Muy pocas veces pudo hacerlo de ese modo, y en las contorsiones de las mujeres volvió a ver el vacío de las punta de la nariz de Dios y de las vocales del idioma de los muertos. Y supo que el éxtasis y la agonía son, al final, una misma cosa. Pero siempre terminó descubierto por El Otro que, cobarde, como siempre, lloraba de arrepentimiento y de horror, que arrojaba los cuerpos hermosos de las mujeres en un basurero donde (a Él eso lo torturaba) seguramente las amarían las ratas y los gusanos famélicos.

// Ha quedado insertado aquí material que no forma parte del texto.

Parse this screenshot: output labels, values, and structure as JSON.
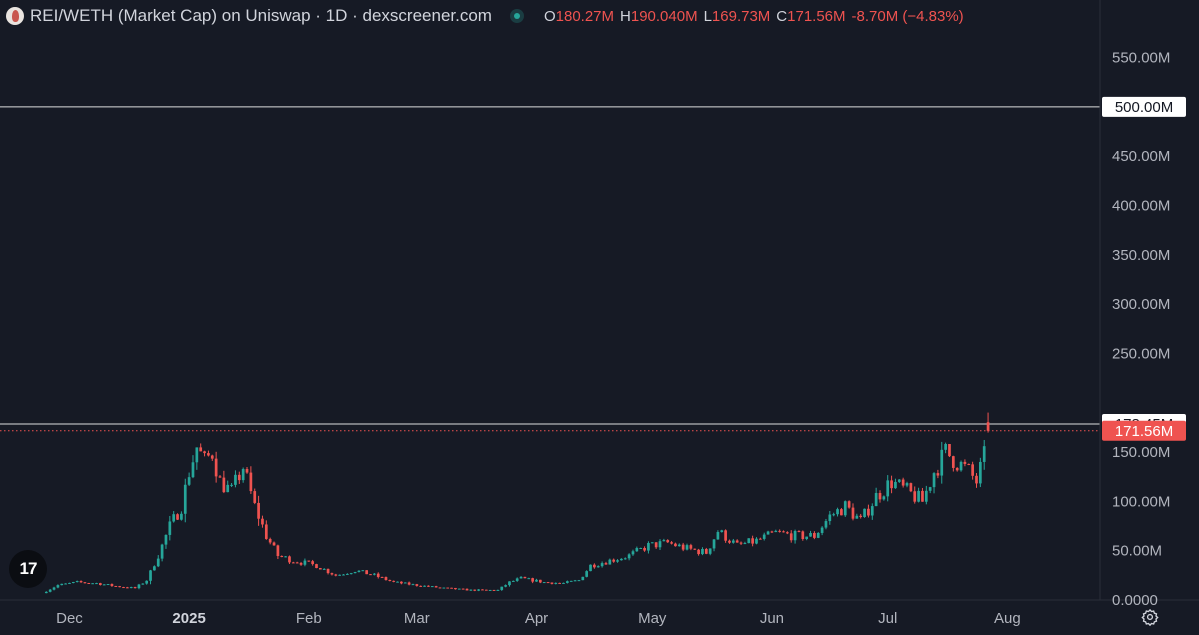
{
  "header": {
    "title": "REI/WETH (Market Cap) on Uniswap · 1D · dexscreener.com",
    "ohlc": [
      {
        "key": "O",
        "value": "180.27M"
      },
      {
        "key": "H",
        "value": "190.040M"
      },
      {
        "key": "L",
        "value": "169.73M"
      },
      {
        "key": "C",
        "value": "171.56M"
      },
      {
        "key": "",
        "value": "-8.70M (−4.83%)"
      }
    ]
  },
  "colors": {
    "up": "#26a69a",
    "down": "#ef5350",
    "background": "#161a25",
    "text": "#d1d4dc"
  },
  "icons": {
    "tv_logo": "tradingview-logo-icon",
    "settings": "gear-icon",
    "live": "live-status-dot-icon"
  },
  "tv_logo_text": "17",
  "chart_data": {
    "type": "candlestick",
    "title": "REI/WETH (Market Cap) on Uniswap · 1D · dexscreener.com",
    "unit": "USD",
    "y_range": [
      0,
      580000000
    ],
    "y_ticks": [
      {
        "value": 0,
        "label": "0.0000"
      },
      {
        "value": 50000000,
        "label": "50.00M"
      },
      {
        "value": 100000000,
        "label": "100.00M"
      },
      {
        "value": 150000000,
        "label": "150.00M"
      },
      {
        "value": 250000000,
        "label": "250.00M"
      },
      {
        "value": 300000000,
        "label": "300.00M"
      },
      {
        "value": 350000000,
        "label": "350.00M"
      },
      {
        "value": 400000000,
        "label": "400.00M"
      },
      {
        "value": 450000000,
        "label": "450.00M"
      },
      {
        "value": 550000000,
        "label": "550.00M"
      }
    ],
    "x_ticks": [
      {
        "date": "2024-12-01",
        "label": "Dec",
        "bold": false
      },
      {
        "date": "2025-01-01",
        "label": "2025",
        "bold": true
      },
      {
        "date": "2025-02-01",
        "label": "Feb",
        "bold": false
      },
      {
        "date": "2025-03-01",
        "label": "Mar",
        "bold": false
      },
      {
        "date": "2025-04-01",
        "label": "Apr",
        "bold": false
      },
      {
        "date": "2025-05-01",
        "label": "May",
        "bold": false
      },
      {
        "date": "2025-06-01",
        "label": "Jun",
        "bold": false
      },
      {
        "date": "2025-07-01",
        "label": "Jul",
        "bold": false
      },
      {
        "date": "2025-08-01",
        "label": "Aug",
        "bold": false
      }
    ],
    "x_range": [
      "2024-11-13",
      "2025-08-25"
    ],
    "horizontal_lines": [
      {
        "value": 500000000,
        "label": "500.00M",
        "style": "solid",
        "color": "#ffffff"
      },
      {
        "value": 178450000,
        "label": "178.45M",
        "style": "solid",
        "color": "#ffffff"
      },
      {
        "value": 171560000,
        "label": "171.56M",
        "style": "dotted",
        "color": "#ef5350"
      }
    ],
    "last_candle": {
      "open": 180270000,
      "high": 190040000,
      "low": 169730000,
      "close": 171560000,
      "change": -8700000,
      "change_pct": -4.83
    },
    "close_path": [
      [
        "2024-11-24",
        7000000
      ],
      [
        "2024-11-28",
        15000000
      ],
      [
        "2024-12-03",
        18000000
      ],
      [
        "2024-12-08",
        17000000
      ],
      [
        "2024-12-13",
        14000000
      ],
      [
        "2024-12-18",
        12000000
      ],
      [
        "2024-12-21",
        20000000
      ],
      [
        "2024-12-24",
        45000000
      ],
      [
        "2024-12-27",
        75000000
      ],
      [
        "2024-12-30",
        95000000
      ],
      [
        "2025-01-01",
        130000000
      ],
      [
        "2025-01-03",
        155000000
      ],
      [
        "2025-01-05",
        140000000
      ],
      [
        "2025-01-07",
        150000000
      ],
      [
        "2025-01-09",
        120000000
      ],
      [
        "2025-01-12",
        110000000
      ],
      [
        "2025-01-15",
        135000000
      ],
      [
        "2025-01-18",
        95000000
      ],
      [
        "2025-01-21",
        65000000
      ],
      [
        "2025-01-24",
        45000000
      ],
      [
        "2025-01-28",
        40000000
      ],
      [
        "2025-02-03",
        35000000
      ],
      [
        "2025-02-08",
        25000000
      ],
      [
        "2025-02-13",
        30000000
      ],
      [
        "2025-02-18",
        25000000
      ],
      [
        "2025-02-23",
        18000000
      ],
      [
        "2025-03-01",
        15000000
      ],
      [
        "2025-03-08",
        12000000
      ],
      [
        "2025-03-15",
        10000000
      ],
      [
        "2025-03-22",
        10000000
      ],
      [
        "2025-03-25",
        18000000
      ],
      [
        "2025-03-28",
        22000000
      ],
      [
        "2025-04-03",
        18000000
      ],
      [
        "2025-04-08",
        17000000
      ],
      [
        "2025-04-12",
        20000000
      ],
      [
        "2025-04-15",
        35000000
      ],
      [
        "2025-04-20",
        40000000
      ],
      [
        "2025-04-25",
        45000000
      ],
      [
        "2025-04-30",
        55000000
      ],
      [
        "2025-05-05",
        58000000
      ],
      [
        "2025-05-10",
        52000000
      ],
      [
        "2025-05-15",
        48000000
      ],
      [
        "2025-05-18",
        70000000
      ],
      [
        "2025-05-23",
        55000000
      ],
      [
        "2025-05-28",
        60000000
      ],
      [
        "2025-06-02",
        68000000
      ],
      [
        "2025-06-07",
        65000000
      ],
      [
        "2025-06-12",
        65000000
      ],
      [
        "2025-06-16",
        85000000
      ],
      [
        "2025-06-20",
        95000000
      ],
      [
        "2025-06-24",
        80000000
      ],
      [
        "2025-06-28",
        105000000
      ],
      [
        "2025-07-02",
        120000000
      ],
      [
        "2025-07-06",
        110000000
      ],
      [
        "2025-07-10",
        100000000
      ],
      [
        "2025-07-13",
        130000000
      ],
      [
        "2025-07-16",
        150000000
      ],
      [
        "2025-07-19",
        140000000
      ],
      [
        "2025-07-22",
        130000000
      ],
      [
        "2025-07-24",
        120000000
      ],
      [
        "2025-07-26",
        145000000
      ],
      [
        "2025-07-27",
        180270000
      ]
    ],
    "grid": false,
    "legend": "none"
  }
}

Luego vinieron las notas en los periódicos: “BRUTAL ASESINATO” “JOVEN MUJER DESOLLADA” “EL CHACAL COBRA OTRA VICTIMA”. A Él le pareció divertido, porque ahora era El Otro, y no Él, quien despertaba gritando cada noche. A partir de entonces fue que El Otro comenzó a drogarlo y lo encarceló en esa celda de sueños de espejo. Ahora esperaba no haber fallado del todo, que El Otro se fuera y lo dejara en paz, como dueño absoluto del cuerpo que le había usurpado sin ninguna vergüenza. Pero eso sería imposible y, visto así, sólo quedaba un camino para liberarse. En eso pensó cuando metía cuidadosamente el puño de pastillas en la boca de El Otro y daba un trago rápido al agua del lavabo.


Una visión esférica le anuncia que el sueño lo estaba derrotando y la voz del médico le dice que está acusado por el homicidio de sí mismo (el médico debe pensar, como todos los demás, que Él y El Otro son una misma persona) y la esposa llora pidiéndole que no muera. –Creo que ha muerto-, dice el médico que lo acusaba hace un minuto. Él ya ni siquiera tiene que aguantar la respiración para convencerlo. La esfera lo hunde, con el retrato de un caracol de labios rojos, pero alcanza a oír que la esposa moquea un poco: -Por favor... no quiero escándalos, ni autopsias... entiérrenlo cuanto antes.


Él termina de hundirse. Está satisfecho.


El Otro despierta, no puede ver. La mano nerviosa busca, tanteando en la oscuridad. Los dedos palpan, identifican, confirman, un quejido de angustia le quita la voz. Recuerda la advertencia del psiquiatra que veía a escondidas: “Tenga cuidado con las pastillas, demasiadas provocan falla respiratoria, como catalepsia ¿entiende?” Obediente, precavido, nunca tomó más de la cantidad indicada. Sin embargo, la mano frenética siente el interior del ataúd, cerrado, bajo tierra.


Mientras, en el rincón más confortable del cerebro, Él –convertido en una astilla brillante- goza, extático, la agonía de El Otro, que aspirando con ansia el último resto de oxígeno, ha comenzado a morir.